Por: Jorge Remigio
Napoleão
Tavares Neves e Jorge Remigio
Quando
setembro vier, teremos o prazer de desfrutar a convivência por quase uma
semana, com grandes personalidades do meio cangaceirístico, como também, de
muitos amigos e amigas formados no seio desse encontro grandioso e singular,
que é o CARIRI CANGAÇO. Este prima por dar um caráter cultural, didático e
educativo ao evento, como também, tem a força de interagir plateias e
pesquisadores nos seminários que sucedem nas cidades acolhedoras que fazem
parte do circuito. A notícia da inclusão e discussão em seminário do personagem
Sinhô Pereira, foi muito acertada. Parabenizo a organização do evento, pela
escolha, sabemos o valor que tem o estudo desse que é considerado o maior
expoente de um cangaço típico e não comum, que foi o cangaço de vingança. Mais
acertado ainda foi o convite ao brilhante pesquisador, Dr. Leandro Cardoso
Fernandes, que por afinidade é um Pereira, para proferir a palestra sobre o
cangaceiro Sebastião Pereira da Silva. O Sinhô Pereira.
O brilho do
mito Lampião ofuscou a história de muitos cangaceiros de destaque que o
antecederam. Personagem exaustivamente estudado e decantado ao longo da
história, o qual se confunde até mesmo com o próprio cangaço. Cabe agora aos
pesquisadores contemporâneos a tarefa de suprir essa extensa lacuna. O CARIRI
CANGAÇO sai na frente e põe em discussão: Sinhô Pereira. Seu Rodrigues para os
seus cabras. Uma de suas bisavós chamava-se Quitéria Rodrigues do Nascimento,
mãe de Ana Sá, sua avó e irmã de Jacinta Rodrigues que se casou com o português
José Pereira da Silva que migrou do sertão dos Inhamuns cearense, sendo os
pioneiros da família Pereira na região do médio Pajeú. Os quais eram donos de
extensa área territorial e constituíram uma numerosa prole.
Leandro
Cardoso Fernandes
A fixação dos Pereira no Vale do Pajeú, mais precisamente em uma região que
compreende hoje os Municípios de Serra Talhada, São José do Belmonte, seu
Distrito Bom Nome e parte do Município de Flores, marca uma época de
desbravamento dos ermos sertões, a luta com o gentio na disputa do espaço e da
criação do gado em currais. Foi mesmo uma autêntica epopeia esse período,
conhecido por ciclo do couro ou ciclo do gado. Sinhô Pereira tem sua gênese aí.
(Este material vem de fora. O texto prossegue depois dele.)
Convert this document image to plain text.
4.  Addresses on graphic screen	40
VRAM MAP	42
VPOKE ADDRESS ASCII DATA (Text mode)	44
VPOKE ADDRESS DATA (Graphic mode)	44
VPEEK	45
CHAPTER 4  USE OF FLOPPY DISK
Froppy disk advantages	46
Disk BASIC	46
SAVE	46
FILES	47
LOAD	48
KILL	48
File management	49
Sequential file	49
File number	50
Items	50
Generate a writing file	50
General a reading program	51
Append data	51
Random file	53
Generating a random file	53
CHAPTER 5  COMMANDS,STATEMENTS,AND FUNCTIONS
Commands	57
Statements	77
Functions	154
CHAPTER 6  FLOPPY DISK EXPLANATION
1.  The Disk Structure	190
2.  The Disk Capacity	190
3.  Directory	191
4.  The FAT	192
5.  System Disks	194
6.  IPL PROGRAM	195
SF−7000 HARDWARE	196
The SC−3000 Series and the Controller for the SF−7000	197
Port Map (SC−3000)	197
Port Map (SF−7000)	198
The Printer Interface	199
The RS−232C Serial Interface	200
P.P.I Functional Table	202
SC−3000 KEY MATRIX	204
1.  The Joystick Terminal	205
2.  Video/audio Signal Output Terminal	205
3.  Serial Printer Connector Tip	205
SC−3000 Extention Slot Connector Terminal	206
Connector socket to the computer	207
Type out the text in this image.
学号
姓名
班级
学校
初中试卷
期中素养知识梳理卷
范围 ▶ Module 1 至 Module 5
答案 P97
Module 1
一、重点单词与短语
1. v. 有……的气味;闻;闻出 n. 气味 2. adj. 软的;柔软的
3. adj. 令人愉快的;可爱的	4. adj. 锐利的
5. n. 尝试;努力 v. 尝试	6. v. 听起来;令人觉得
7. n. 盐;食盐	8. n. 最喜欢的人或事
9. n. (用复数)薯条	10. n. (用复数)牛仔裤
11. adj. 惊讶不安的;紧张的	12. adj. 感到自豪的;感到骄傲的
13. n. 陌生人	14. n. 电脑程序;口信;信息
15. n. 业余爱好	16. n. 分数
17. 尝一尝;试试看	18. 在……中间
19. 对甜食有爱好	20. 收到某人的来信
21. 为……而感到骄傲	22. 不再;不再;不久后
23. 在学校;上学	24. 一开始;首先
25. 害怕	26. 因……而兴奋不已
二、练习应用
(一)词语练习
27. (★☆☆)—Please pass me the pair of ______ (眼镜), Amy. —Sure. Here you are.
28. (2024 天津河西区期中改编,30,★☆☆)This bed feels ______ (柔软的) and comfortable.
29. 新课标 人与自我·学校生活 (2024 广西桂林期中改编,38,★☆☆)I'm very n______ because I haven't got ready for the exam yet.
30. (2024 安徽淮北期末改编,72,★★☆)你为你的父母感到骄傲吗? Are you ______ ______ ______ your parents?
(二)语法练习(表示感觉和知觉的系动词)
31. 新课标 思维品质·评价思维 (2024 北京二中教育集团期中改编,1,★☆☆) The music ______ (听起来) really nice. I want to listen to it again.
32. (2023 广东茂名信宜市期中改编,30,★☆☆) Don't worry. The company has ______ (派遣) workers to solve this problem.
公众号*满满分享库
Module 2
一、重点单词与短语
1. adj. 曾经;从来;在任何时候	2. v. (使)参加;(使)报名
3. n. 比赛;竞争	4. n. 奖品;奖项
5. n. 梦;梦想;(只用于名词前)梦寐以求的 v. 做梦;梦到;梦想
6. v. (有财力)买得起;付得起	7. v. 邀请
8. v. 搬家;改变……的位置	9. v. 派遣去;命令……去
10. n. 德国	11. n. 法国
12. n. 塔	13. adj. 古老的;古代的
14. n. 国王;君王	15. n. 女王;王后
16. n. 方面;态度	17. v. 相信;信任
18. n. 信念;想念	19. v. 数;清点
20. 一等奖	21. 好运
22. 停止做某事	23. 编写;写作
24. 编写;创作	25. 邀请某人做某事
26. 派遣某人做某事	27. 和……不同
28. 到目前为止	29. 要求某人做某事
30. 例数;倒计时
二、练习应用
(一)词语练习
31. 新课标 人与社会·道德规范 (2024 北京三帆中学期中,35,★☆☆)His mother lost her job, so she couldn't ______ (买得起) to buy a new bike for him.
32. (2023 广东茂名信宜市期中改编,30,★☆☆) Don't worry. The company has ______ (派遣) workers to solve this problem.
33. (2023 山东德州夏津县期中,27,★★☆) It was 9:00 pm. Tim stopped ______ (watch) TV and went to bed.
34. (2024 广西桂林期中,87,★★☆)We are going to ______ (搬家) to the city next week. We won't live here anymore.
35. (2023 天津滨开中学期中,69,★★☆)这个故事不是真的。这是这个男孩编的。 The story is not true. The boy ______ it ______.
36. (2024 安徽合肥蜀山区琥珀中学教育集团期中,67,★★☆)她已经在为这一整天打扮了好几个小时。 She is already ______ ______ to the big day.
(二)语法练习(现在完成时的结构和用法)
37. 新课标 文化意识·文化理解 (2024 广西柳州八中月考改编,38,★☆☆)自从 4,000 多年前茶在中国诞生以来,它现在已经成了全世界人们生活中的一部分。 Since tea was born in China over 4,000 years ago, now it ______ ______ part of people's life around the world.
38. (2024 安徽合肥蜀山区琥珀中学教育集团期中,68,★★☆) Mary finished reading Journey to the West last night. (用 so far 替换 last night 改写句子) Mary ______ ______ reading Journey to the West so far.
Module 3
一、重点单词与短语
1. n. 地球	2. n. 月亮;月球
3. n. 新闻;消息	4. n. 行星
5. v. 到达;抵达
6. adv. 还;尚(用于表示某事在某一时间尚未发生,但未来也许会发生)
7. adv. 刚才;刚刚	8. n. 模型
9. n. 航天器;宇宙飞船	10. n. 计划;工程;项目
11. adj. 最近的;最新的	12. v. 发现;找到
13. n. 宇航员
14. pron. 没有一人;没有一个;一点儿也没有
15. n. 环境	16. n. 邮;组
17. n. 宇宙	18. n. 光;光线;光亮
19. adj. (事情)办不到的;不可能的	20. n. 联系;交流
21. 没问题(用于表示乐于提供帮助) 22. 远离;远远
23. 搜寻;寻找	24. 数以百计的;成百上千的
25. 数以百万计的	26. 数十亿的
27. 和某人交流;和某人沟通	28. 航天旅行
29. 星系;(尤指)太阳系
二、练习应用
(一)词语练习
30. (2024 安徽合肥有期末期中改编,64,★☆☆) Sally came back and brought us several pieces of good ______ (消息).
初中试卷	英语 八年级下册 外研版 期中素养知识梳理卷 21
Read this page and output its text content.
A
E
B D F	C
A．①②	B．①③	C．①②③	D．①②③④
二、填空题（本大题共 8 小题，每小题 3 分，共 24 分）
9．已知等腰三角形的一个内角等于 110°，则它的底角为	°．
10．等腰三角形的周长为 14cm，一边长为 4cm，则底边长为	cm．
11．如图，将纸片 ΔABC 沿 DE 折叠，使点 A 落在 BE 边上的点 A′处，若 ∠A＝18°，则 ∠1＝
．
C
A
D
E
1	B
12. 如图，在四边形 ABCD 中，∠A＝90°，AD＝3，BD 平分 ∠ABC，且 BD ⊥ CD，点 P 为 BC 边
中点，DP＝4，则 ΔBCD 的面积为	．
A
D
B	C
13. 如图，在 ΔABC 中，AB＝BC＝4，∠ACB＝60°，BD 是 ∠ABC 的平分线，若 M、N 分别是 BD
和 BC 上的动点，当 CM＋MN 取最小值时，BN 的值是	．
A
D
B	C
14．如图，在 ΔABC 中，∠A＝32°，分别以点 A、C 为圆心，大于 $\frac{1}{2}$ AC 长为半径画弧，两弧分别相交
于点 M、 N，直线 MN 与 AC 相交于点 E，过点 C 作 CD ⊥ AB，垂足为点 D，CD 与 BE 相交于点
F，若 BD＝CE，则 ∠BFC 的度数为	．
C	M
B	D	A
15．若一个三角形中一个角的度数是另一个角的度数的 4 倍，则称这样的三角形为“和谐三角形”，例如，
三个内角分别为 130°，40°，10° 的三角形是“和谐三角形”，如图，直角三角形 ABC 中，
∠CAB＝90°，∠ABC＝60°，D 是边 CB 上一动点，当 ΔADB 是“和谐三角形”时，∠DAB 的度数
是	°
Nasceu dessa cultura, dessa formação social, mesmo que um século depois, as
vicissitudes do tempo não mudaram radicalmente a atmosfera cultural do
ambiente. Na primeira geração, os filhos do patriarca José Pereira e
da sua esposa Jacinta Quitéria, vão ser muito importante para dar sequência ao
domínio territorial já conquistado. Consolidando de vez os seus currais naquela
região. Todos os filhos do patriarca vão ser tio avós de Sinhô Pereira, exceto
Francisco e Ana que eram seus avós.
O primeiro
filho foi Simplício Pereira da Silva, casado com Ana Joaquina Nunes, essa,
filha do sesmeiro Aniceto Nunes da Silva e de Antônia Lourenço de Aragão.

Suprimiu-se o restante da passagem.